No, seriously, I am supposed to be dead and I really wish I were. This shithole of a life on this shithole of a planet surrounded by shitastic people, horrible bureaucratic rules and on and on....this is bullshit. There is no reason I should want to endure any more of this.

No, we can't renew online because we have a different address than is on our IDs. No, I don't see the point in jumping through additional hoops to try to qualify for the low income discount by spending no doubt hours/days trying to get the forms we need from some organization or another. The hoop jumping is probably worse than trying to come up with the $29 each that we need to do this.

No, I can't leave town until I renew my ID. Then if I move to another state, I will need to get a new ID there too shortly after we arrive.

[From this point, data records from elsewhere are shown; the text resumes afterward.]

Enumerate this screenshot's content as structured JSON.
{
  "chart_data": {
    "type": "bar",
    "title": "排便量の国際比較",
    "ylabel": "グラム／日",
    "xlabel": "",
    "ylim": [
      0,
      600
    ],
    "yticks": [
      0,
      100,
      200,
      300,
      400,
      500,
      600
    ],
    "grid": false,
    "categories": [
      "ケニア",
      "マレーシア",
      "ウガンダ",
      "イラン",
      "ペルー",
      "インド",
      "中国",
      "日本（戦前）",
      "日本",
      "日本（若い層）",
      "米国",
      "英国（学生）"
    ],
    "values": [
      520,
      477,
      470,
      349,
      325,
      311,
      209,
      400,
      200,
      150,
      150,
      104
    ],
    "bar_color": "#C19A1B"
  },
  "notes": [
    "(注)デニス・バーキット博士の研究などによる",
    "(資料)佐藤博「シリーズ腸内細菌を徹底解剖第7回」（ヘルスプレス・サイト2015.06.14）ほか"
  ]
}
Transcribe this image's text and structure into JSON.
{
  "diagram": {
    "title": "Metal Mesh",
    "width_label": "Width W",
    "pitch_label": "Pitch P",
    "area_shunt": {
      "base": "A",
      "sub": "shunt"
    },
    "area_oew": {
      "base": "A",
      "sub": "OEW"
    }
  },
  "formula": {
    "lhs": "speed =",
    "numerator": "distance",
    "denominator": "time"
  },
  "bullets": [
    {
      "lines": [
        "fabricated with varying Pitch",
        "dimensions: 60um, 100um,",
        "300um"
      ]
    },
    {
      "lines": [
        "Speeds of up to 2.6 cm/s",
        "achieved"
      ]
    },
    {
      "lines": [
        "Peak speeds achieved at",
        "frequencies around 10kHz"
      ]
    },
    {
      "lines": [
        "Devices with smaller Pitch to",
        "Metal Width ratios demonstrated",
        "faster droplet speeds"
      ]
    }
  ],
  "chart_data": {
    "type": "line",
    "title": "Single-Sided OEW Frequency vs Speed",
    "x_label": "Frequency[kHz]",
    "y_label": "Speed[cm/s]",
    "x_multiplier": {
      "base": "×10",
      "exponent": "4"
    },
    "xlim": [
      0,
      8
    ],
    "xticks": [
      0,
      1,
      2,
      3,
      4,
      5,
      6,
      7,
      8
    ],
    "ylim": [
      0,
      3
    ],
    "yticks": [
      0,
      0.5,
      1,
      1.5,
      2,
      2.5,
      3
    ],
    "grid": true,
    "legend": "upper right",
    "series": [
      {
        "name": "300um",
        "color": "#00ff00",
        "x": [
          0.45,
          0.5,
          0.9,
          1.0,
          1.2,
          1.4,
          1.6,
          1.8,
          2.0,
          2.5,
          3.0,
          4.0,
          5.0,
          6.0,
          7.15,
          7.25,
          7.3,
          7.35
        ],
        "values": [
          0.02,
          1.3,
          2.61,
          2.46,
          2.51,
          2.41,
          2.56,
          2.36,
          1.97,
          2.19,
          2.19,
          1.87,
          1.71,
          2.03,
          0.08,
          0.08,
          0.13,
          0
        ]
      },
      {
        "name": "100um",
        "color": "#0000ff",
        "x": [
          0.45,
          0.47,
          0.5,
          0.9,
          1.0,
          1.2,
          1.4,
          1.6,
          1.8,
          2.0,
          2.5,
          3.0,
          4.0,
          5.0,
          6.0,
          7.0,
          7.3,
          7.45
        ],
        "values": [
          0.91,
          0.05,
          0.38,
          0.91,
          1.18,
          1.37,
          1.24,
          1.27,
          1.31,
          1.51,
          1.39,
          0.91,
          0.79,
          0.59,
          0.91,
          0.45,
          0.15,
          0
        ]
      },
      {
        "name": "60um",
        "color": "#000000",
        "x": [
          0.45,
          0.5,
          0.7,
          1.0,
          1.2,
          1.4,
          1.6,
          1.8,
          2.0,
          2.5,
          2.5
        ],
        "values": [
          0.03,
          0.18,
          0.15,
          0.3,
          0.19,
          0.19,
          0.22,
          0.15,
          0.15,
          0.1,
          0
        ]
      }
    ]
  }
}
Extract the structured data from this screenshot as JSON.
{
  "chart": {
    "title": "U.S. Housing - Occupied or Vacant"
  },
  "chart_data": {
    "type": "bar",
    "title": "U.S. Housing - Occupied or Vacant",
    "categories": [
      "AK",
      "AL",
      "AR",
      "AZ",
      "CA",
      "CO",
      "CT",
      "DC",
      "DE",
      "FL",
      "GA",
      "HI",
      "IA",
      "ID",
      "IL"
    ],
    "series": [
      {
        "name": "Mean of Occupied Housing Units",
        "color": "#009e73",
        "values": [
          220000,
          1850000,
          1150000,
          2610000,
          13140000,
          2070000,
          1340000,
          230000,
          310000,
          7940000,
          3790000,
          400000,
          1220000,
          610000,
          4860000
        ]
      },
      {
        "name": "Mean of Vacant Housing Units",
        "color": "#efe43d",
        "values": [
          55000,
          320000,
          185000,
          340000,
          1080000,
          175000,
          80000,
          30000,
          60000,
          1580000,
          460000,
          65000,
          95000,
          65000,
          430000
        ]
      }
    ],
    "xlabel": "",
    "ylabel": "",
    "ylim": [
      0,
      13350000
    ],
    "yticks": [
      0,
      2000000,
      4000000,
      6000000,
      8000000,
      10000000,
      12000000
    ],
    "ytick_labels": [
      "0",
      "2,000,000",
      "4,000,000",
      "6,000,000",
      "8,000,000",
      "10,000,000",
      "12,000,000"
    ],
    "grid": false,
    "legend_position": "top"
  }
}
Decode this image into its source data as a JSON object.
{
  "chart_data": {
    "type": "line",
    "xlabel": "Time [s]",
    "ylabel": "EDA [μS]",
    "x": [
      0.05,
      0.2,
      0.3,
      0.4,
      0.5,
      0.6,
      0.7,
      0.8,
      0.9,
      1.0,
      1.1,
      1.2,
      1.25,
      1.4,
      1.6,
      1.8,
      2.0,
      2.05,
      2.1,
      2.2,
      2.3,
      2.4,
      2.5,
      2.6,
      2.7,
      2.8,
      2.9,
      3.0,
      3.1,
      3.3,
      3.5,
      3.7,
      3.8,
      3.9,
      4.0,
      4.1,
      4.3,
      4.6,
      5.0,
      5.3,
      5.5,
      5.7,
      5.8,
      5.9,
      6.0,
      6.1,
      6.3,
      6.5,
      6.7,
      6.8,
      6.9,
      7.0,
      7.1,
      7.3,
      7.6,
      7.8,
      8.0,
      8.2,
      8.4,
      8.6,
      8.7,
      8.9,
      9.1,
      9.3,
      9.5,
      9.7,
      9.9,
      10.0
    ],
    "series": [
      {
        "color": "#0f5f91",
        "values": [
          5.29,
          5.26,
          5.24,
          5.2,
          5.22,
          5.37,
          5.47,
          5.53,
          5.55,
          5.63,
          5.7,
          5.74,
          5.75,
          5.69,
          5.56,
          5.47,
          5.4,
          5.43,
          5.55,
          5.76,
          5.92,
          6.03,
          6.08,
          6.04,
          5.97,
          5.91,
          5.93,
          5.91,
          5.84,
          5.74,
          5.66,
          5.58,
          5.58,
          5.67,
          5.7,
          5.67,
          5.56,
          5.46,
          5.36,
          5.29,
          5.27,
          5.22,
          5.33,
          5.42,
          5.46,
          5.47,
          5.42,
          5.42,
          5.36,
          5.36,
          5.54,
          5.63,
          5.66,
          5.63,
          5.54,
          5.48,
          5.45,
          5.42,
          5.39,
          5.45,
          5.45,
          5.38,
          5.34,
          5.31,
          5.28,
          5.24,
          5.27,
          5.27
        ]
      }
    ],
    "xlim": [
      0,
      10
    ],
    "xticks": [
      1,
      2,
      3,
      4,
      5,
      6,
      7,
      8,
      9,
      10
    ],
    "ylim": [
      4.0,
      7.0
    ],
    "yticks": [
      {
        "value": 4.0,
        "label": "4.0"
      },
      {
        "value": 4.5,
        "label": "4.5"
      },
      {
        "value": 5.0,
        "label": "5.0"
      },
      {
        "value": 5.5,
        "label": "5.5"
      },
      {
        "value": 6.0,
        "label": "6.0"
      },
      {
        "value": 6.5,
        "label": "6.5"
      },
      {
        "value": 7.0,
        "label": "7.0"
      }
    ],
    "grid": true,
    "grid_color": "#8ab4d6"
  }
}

I had a decent day yesterday. I was hoping to have a good week. But at this moment, the fact that I can't think of an effective way to kill myself is just one more headfuck.

And don't fucking leave your lame assed comments or send me emails or something with your bullshit expressions of sympathy or concern or some shit. I need solutions. I do not to be used by yet one more callous asshole to meet some of their sick twisted emotional needs by them pretending to fucking care while not doing a damn thing for me.

I get more than enough of that bullshit as is. Fuck you and the horse you rode in on. Don't waste my fucking time with your bullshit emotional demands while you do not a fucking thing for me. I eat plenty of that shit every fucking day. So just go to hell if that impulse even crosses your goddamn mind.